KDPM was a radio station operated by the Westinghouse Electric & Manufacturing Co. It was first licensed, with sequentially issued call letters, in early 1921, and was constructed at the company's Cleveland plant on West 58th Street and Bulkey Boulevard (later Memorial Shoreway). KDPM initially was not a broadcasting station, and instead was used for point-to-point communication with Westinghouse's headquarters at East Pittsburgh, Pennsylvania.
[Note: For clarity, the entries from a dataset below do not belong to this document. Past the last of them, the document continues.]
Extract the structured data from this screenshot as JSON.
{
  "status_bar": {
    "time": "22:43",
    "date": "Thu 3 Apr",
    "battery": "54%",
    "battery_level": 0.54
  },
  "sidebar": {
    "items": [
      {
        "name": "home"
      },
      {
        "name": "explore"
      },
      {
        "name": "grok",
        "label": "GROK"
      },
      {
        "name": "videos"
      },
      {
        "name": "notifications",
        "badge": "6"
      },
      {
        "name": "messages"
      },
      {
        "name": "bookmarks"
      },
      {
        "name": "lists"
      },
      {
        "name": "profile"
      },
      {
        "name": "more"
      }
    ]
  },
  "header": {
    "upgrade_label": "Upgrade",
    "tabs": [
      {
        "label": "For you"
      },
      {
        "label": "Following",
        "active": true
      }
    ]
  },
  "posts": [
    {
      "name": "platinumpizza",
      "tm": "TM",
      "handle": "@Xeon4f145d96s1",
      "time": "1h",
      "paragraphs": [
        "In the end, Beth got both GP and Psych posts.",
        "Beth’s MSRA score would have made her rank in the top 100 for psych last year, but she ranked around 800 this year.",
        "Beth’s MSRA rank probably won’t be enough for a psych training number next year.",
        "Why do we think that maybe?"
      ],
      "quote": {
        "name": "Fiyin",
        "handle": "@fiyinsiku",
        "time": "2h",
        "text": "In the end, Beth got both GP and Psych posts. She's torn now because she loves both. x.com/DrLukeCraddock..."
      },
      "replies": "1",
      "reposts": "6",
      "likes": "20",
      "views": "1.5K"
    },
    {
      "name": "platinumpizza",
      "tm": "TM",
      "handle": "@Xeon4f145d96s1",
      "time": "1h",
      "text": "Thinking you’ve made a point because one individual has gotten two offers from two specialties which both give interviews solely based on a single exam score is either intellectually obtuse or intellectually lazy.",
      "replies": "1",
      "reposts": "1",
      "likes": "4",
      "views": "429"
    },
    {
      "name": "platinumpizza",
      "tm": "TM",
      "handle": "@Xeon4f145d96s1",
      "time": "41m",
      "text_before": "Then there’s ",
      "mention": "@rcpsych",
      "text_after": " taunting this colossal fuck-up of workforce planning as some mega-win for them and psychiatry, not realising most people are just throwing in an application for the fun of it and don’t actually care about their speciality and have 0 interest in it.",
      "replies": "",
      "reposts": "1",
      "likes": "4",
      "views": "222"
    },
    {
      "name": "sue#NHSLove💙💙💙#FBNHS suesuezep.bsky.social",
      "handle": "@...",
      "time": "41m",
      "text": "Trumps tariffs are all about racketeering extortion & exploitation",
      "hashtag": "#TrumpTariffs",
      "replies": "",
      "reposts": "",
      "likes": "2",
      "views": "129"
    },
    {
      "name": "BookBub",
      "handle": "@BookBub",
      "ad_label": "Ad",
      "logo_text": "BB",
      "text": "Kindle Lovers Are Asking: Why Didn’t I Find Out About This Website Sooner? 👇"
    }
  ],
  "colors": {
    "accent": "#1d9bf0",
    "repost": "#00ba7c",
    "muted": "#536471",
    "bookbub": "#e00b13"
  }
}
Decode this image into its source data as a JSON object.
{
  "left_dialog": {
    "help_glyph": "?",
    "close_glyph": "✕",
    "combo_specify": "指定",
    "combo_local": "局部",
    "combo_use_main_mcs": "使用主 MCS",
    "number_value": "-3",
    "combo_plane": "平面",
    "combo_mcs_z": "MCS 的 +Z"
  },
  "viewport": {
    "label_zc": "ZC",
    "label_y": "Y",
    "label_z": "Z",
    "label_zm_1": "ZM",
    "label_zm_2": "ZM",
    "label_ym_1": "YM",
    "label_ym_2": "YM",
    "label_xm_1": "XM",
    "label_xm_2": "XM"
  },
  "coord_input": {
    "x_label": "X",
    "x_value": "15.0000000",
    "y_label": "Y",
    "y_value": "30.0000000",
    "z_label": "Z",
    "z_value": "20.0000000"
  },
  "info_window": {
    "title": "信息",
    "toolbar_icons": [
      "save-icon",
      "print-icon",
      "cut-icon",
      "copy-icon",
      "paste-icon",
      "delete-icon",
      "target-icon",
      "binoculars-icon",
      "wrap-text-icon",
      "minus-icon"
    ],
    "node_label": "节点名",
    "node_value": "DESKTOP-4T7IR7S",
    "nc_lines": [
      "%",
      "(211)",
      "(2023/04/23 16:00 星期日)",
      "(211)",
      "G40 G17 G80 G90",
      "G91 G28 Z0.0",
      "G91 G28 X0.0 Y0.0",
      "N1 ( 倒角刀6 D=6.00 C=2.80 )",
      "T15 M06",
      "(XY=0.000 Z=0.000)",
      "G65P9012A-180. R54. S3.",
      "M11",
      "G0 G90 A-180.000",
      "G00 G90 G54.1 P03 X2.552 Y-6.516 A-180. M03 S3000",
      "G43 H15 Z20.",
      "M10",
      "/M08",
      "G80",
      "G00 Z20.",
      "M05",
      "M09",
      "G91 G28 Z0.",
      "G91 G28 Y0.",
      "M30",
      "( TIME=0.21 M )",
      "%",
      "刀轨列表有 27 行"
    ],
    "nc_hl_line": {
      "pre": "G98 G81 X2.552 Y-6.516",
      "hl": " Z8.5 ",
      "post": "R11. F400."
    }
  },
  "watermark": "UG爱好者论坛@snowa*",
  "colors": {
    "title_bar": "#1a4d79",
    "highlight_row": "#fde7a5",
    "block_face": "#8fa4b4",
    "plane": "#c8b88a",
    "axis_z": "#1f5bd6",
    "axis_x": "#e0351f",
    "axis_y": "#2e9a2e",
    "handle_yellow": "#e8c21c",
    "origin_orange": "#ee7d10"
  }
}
In the early 1920s Westinghouse established a number of broadcasting stations. The company was interested in linking them together for simultaneous network programming, but wanted to avoid the expense of leasing long-distance telephone lines. It was decided to test the use of shortwave transmissions, to distribute programming originating from Westinghouse's KDKA in East Pittsburgh. In early 1923 KDPM was issued an additional authorization to transmit on the standard "entertainment" broadcasting wavelength of 360 meters (833 kHz), and beginning on March 4 it was used as the primary station for the initial tests.

For these tests KDKA, in addition to its normal operation on 360 meters, transmitted on shortwave wavelengths from 80 to 100 meters (3750 to 3000 kHz), for local rebroadcasts on 360 meters by both KDPM and WBZ in East Springfield, Massachusetts. During its time as a broadcasting station, almost all of KDPM's programming originated at KDKA.

The shortwave relay used by KDPM was judged to be successful, however Westinghouse soon decided to move its relay target to the geographical center of the United States, and switched to a newly constructed station, KFKX in Hastings, Nebraska. KDPM reverted to its original use for company interplant communication, although its authorization for entertainment broadcasts was not formally removed until early 1926. The station soon ended its remaining operations, and was removed in late 1927.